The confirmed number of Kyrgyzstan gambling dens is a fact in some dispute. As information from this country, out in the very remote central area of Central Asia, often is arduous to receive, this may not be too astonishing. Whether there are 2 or 3 accredited casinos is the thing at issue, perhaps not quite the most all-important slice of information that we don’t have.
What no doubt will be accurate, as it is of most of the ex-Soviet states, and definitely truthful of those in Asia, is that there certainly is a good many more not legal and bootleg market gambling halls. The change to acceptable gambling did not encourage all the aforestated gambling halls to come from the dark and become legitimate. So, the controversy regarding the number of Kyrgyzstan’s gambling halls is a tiny one at most: how many approved ones is the thing we’re seeking to resolve here.
We are aware that in Bishkek, the capital municipality, there is the Casino Las Vegas (a stunningly unique name, don’t you think?), which has both gaming tables and slots. We can also find both the Casino Bishkek and the Xanadu Casino. Each of these offer 26 slots and 11 table games, split amongst roulette, vingt-et-un, and poker. Given the remarkable similarity in the square footage and layout of these two Kyrgyzstan gambling dens, it might be even more astonishing to see that the casinos are at the same address. This appears most astonishing, so we can perhaps state that the number of Kyrgyzstan’s gambling dens, at least the accredited ones, is limited to two members, one of them having changed their name recently.

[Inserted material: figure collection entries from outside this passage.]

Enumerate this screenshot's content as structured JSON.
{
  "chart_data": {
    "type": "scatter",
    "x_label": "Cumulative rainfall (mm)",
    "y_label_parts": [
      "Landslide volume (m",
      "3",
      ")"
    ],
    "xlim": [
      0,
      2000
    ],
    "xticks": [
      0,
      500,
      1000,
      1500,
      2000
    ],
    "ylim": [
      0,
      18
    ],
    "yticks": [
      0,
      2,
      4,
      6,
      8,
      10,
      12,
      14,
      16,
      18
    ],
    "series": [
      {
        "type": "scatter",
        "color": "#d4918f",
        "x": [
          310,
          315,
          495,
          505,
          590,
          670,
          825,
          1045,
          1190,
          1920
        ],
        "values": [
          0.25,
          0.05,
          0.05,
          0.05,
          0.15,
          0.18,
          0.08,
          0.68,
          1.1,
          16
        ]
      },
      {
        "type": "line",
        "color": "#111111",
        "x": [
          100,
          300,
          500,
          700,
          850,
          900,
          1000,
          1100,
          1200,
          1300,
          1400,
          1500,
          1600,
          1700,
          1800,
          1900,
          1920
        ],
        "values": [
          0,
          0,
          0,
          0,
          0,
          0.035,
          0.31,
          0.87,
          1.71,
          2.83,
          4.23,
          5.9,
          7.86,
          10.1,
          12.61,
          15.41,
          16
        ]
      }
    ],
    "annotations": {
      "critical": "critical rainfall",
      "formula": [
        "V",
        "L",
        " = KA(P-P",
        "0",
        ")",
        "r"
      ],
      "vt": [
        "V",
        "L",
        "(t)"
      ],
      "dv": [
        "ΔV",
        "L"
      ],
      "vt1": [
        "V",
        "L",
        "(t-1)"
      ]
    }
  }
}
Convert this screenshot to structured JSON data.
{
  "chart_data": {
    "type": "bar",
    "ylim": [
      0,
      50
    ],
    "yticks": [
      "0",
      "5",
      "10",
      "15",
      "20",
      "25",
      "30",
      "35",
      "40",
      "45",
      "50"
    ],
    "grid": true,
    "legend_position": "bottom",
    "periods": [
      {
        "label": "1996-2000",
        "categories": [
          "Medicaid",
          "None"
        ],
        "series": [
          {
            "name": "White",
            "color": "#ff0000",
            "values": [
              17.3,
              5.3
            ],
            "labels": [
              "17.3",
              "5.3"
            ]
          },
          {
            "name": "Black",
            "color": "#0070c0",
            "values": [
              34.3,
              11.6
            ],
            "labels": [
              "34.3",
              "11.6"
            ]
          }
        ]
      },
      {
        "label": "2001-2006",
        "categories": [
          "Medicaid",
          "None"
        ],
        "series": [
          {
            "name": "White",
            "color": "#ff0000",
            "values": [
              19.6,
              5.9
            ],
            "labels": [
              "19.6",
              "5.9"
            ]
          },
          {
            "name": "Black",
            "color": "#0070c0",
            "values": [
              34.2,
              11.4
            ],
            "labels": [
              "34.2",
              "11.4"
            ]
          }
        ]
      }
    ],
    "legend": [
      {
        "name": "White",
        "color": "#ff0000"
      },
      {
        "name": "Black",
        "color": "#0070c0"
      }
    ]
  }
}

The country, in common with the majority of the ex-Soviet Union, has undergone something of a rapid adjustment to commercialism. The Wild East, you might say, to reference the lawless circumstances of the Wild West a century and a half back.
Kyrgyzstan’s gambling halls are in fact worth visiting, therefore, as a piece of anthropological analysis, to see cash being wagered as a form of civil one-upmanship, the conspicuous consumption that Thorstein Veblen wrote about in nineteeth century u.s..
0 Responses
Stay in touch with the conversation, subscribe to the RSS feed for comments on this post.
You must be logged in to post a comment.